There were 109 households, out of which 30.3% had children under the age of 18 living with them, 53.2% were married couples living together, 6.4% had a female householder with no husband present, and 34.9% were non-families. 22.9% of all households were made up of individuals, and 3.7% had someone living alone who was 65 years of age or older. The average household size was 2.54 and the average family size was 3.04.

In the CDP, the age distribution of the population shows 27.4% under the age of 18, 3.6% from 18 to 24, 32.5% from 25 to 44, 25.6% from 45 to 64, and 10.8% who were 65 years of age or older. The median age was 36 years. For every 100 females, there were 125.2 males. For every 100 females age 18 and over, there were 128.4 males.

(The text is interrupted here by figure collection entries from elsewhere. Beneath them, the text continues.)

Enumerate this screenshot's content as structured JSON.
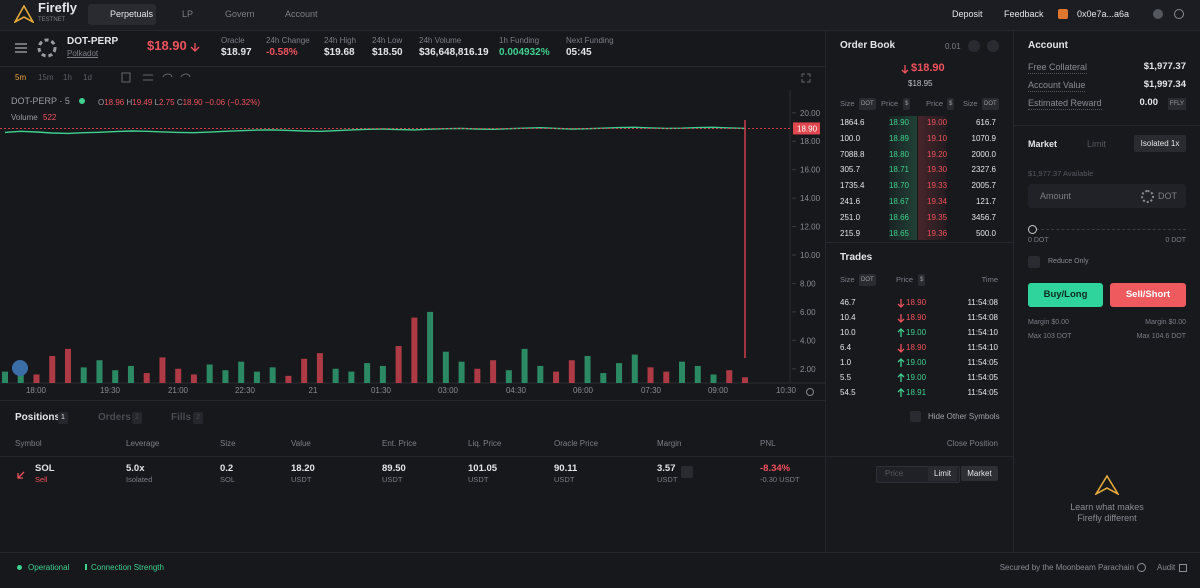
{
  "nav": {
    "brand": "Firefly",
    "brand_sub": "TESTNET",
    "tabs": [
      "Perpetuals",
      "LP",
      "Govern",
      "Account"
    ],
    "deposit": "Deposit",
    "feedback": "Feedback",
    "wallet": "0x0e7a...a6a"
  },
  "market": {
    "symbol": "DOT-PERP",
    "name": "Polkadot",
    "price": "$18.90",
    "price_color": "#f0525d",
    "stats": [
      {
        "label": "Oracle",
        "value": "$18.97"
      },
      {
        "label": "24h Change",
        "value": "-0.58%",
        "color": "#f0525d"
      },
      {
        "label": "24h High",
        "value": "$19.68"
      },
      {
        "label": "24h Low",
        "value": "$18.50"
      },
      {
        "label": "24h Volume",
        "value": "$36,648,816.19"
      },
      {
        "label": "1h Funding",
        "value": "0.004932%",
        "color": "#3fd08f"
      },
      {
        "label": "Next Funding",
        "value": "05:45"
      }
    ]
  },
  "toolbar": {
    "intervals": [
      "5m",
      "15m",
      "1h",
      "1d"
    ]
  },
  "chart_data": {
    "type": "line",
    "title": "DOT-PERP · 5",
    "legend": {
      "open_label": "O",
      "open": 18.96,
      "high_label": "H",
      "high": 19.49,
      "low_label": "L",
      "low": 2.75,
      "close_label": "C",
      "close": {
        "value": 18.9,
        "label": "18.90"
      },
      "change": "−0.06 (−0.32%)"
    },
    "volume_last": 522,
    "series": [
      {
        "color": "#3fd08f",
        "values": [
          18.62,
          18.7,
          18.65,
          18.58,
          18.55,
          18.6,
          18.63,
          18.68,
          18.72,
          18.7,
          18.66,
          18.62,
          18.6,
          18.64,
          18.7,
          18.74,
          18.78,
          18.8,
          18.76,
          18.72,
          18.7,
          18.74,
          18.8,
          18.84,
          18.86,
          18.82,
          18.8,
          18.85,
          18.88,
          18.9,
          18.86,
          18.84,
          18.88,
          18.92,
          18.95,
          18.9,
          18.86,
          18.88,
          18.92,
          18.96,
          18.98,
          18.94,
          18.9,
          18.92,
          18.96,
          18.98,
          18.94,
          18.9
        ]
      },
      {
        "name": "Volume",
        "values": [
          1.8,
          2.4,
          1.6,
          2.9,
          3.4,
          2.1,
          2.6,
          1.9,
          2.2,
          1.7,
          2.8,
          2.0,
          1.6,
          2.3,
          1.9,
          2.5,
          1.8,
          2.1,
          1.5,
          2.7,
          3.1,
          2.0,
          1.8,
          2.4,
          2.2,
          3.6,
          5.6,
          6.0,
          3.2,
          2.5,
          2.0,
          2.6,
          1.9,
          3.4,
          2.2,
          1.8,
          2.6,
          2.9,
          1.7,
          2.4,
          3.0,
          2.1,
          1.8,
          2.5,
          2.2,
          1.6,
          1.9,
          1.4
        ]
      }
    ],
    "up_color": "#2f9e70",
    "down_color": "#c8414b",
    "last_price": {
      "value": 18.9,
      "label": "18.90"
    },
    "ylim": [
      1.0,
      20.9
    ],
    "yticks": [
      {
        "value": 2,
        "label": "2.00"
      },
      {
        "value": 4,
        "label": "4.00"
      },
      {
        "value": 6,
        "label": "6.00"
      },
      {
        "value": 8,
        "label": "8.00"
      },
      {
        "value": 10,
        "label": "10.00"
      },
      {
        "value": 12,
        "label": "12.00"
      },
      {
        "value": 14,
        "label": "14.00"
      },
      {
        "value": 16,
        "label": "16.00"
      },
      {
        "value": 18,
        "label": "18.00"
      },
      {
        "value": 20,
        "label": "20.00"
      }
    ],
    "x_labels": [
      "18:00",
      "19:30",
      "21:00",
      "22:30",
      "21",
      "01:30",
      "03:00",
      "04:30",
      "06:00",
      "07:30",
      "09:00",
      "10:30"
    ]
  },
  "positions": {
    "tabs": [
      {
        "label": "Positions",
        "count": "1"
      },
      {
        "label": "Orders",
        "count": "2"
      },
      {
        "label": "Fills",
        "count": "2"
      }
    ],
    "hide_other": "Hide Other Symbols",
    "columns": [
      "Symbol",
      "Leverage",
      "Size",
      "Value",
      "Ent. Price",
      "Liq. Price",
      "Oracle Price",
      "Margin",
      "PNL",
      "Close Position"
    ],
    "rows": [
      {
        "cells": [
          [
            "SOL",
            "Sell"
          ],
          [
            "5.0x",
            "Isolated"
          ],
          [
            "0.2",
            "SOL"
          ],
          [
            "18.20",
            "USDT"
          ],
          [
            "89.50",
            "USDT"
          ],
          [
            "101.05",
            "USDT"
          ],
          [
            "90.11",
            "USDT"
          ],
          [
            "3.57",
            "USDT"
          ],
          [
            "-8.34%",
            "-0.30  USDT"
          ]
        ],
        "close": [
          "Price",
          "Limit",
          "Market"
        ]
      }
    ]
  },
  "order_book": {
    "title": "Order Book",
    "tick": "0.01",
    "mid": "$18.90",
    "mark": "$18.95",
    "headers": [
      [
        "Size",
        "DOT"
      ],
      [
        "Price",
        "$"
      ],
      [
        "Price",
        "$"
      ],
      [
        "Size",
        "DOT"
      ]
    ],
    "rows": [
      [
        "1864.6",
        "18.90",
        "19.00",
        "616.7"
      ],
      [
        "100.0",
        "18.89",
        "19.10",
        "1070.9"
      ],
      [
        "7088.8",
        "18.80",
        "19.20",
        "2000.0"
      ],
      [
        "305.7",
        "18.71",
        "19.30",
        "2327.6"
      ],
      [
        "1735.4",
        "18.70",
        "19.33",
        "2005.7"
      ],
      [
        "241.6",
        "18.67",
        "19.34",
        "121.7"
      ],
      [
        "251.0",
        "18.66",
        "19.35",
        "3456.7"
      ],
      [
        "215.9",
        "18.65",
        "19.36",
        "500.0"
      ]
    ]
  },
  "trades": {
    "title": "Trades",
    "headers": [
      [
        "Size",
        "DOT"
      ],
      [
        "Price",
        "$"
      ],
      [
        "Time"
      ]
    ],
    "rows": [
      {
        "size": "46.7",
        "price": "18.90",
        "time": "11:54:08",
        "direction": "down"
      },
      {
        "size": "10.4",
        "price": "18.90",
        "time": "11:54:08",
        "direction": "down"
      },
      {
        "size": "10.0",
        "price": "19.00",
        "time": "11:54:10",
        "direction": "up"
      },
      {
        "size": "6.4",
        "price": "18.90",
        "time": "11:54:10",
        "direction": "down"
      },
      {
        "size": "1.0",
        "price": "19.00",
        "time": "11:54:05",
        "direction": "up"
      },
      {
        "size": "5.5",
        "price": "19.00",
        "time": "11:54:05",
        "direction": "up"
      },
      {
        "size": "54.5",
        "price": "18.91",
        "time": "11:54:05",
        "direction": "up"
      }
    ]
  },
  "account": {
    "title": "Account",
    "rows": [
      {
        "label": "Free Collateral",
        "value": "$1,977.37"
      },
      {
        "label": "Account Value",
        "value": "$1,997.34"
      },
      {
        "label": "Estimated Reward",
        "value": "0.00",
        "unit": "FFLY"
      }
    ],
    "order_types": [
      "Market",
      "Limit"
    ],
    "margin_mode": "Isolated 1x",
    "available": "$1,977.37 Available",
    "amount": "Amount",
    "asset": "DOT",
    "slider_min": "0 DOT",
    "slider_max": "0 DOT",
    "reduce_only": "Reduce Only",
    "buy": "Buy/Long",
    "sell": "Sell/Short",
    "margin_buy": "Margin $0.00",
    "margin_sell": "Margin $0.00",
    "max_buy": "Max 103 DOT",
    "max_sell": "Max 104.6 DOT",
    "promo": [
      "Learn what makes",
      "Firefly different"
    ]
  },
  "footer": {
    "status": "Operational",
    "connection": "Connection Strength",
    "secured": "Secured by the Moonbeam Parachain",
    "audit": "Audit"
  }
}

The median income for a household in the CDP was $41,250, and the median income for a family was $56,477. Males had a median income of $40,250 versus $17,125 for females. The per capita income for the CDP was $24,216. None of the families and 3.5% of the population were living below the poverty line.

==Education==
The community is served by the Mount Baker School District.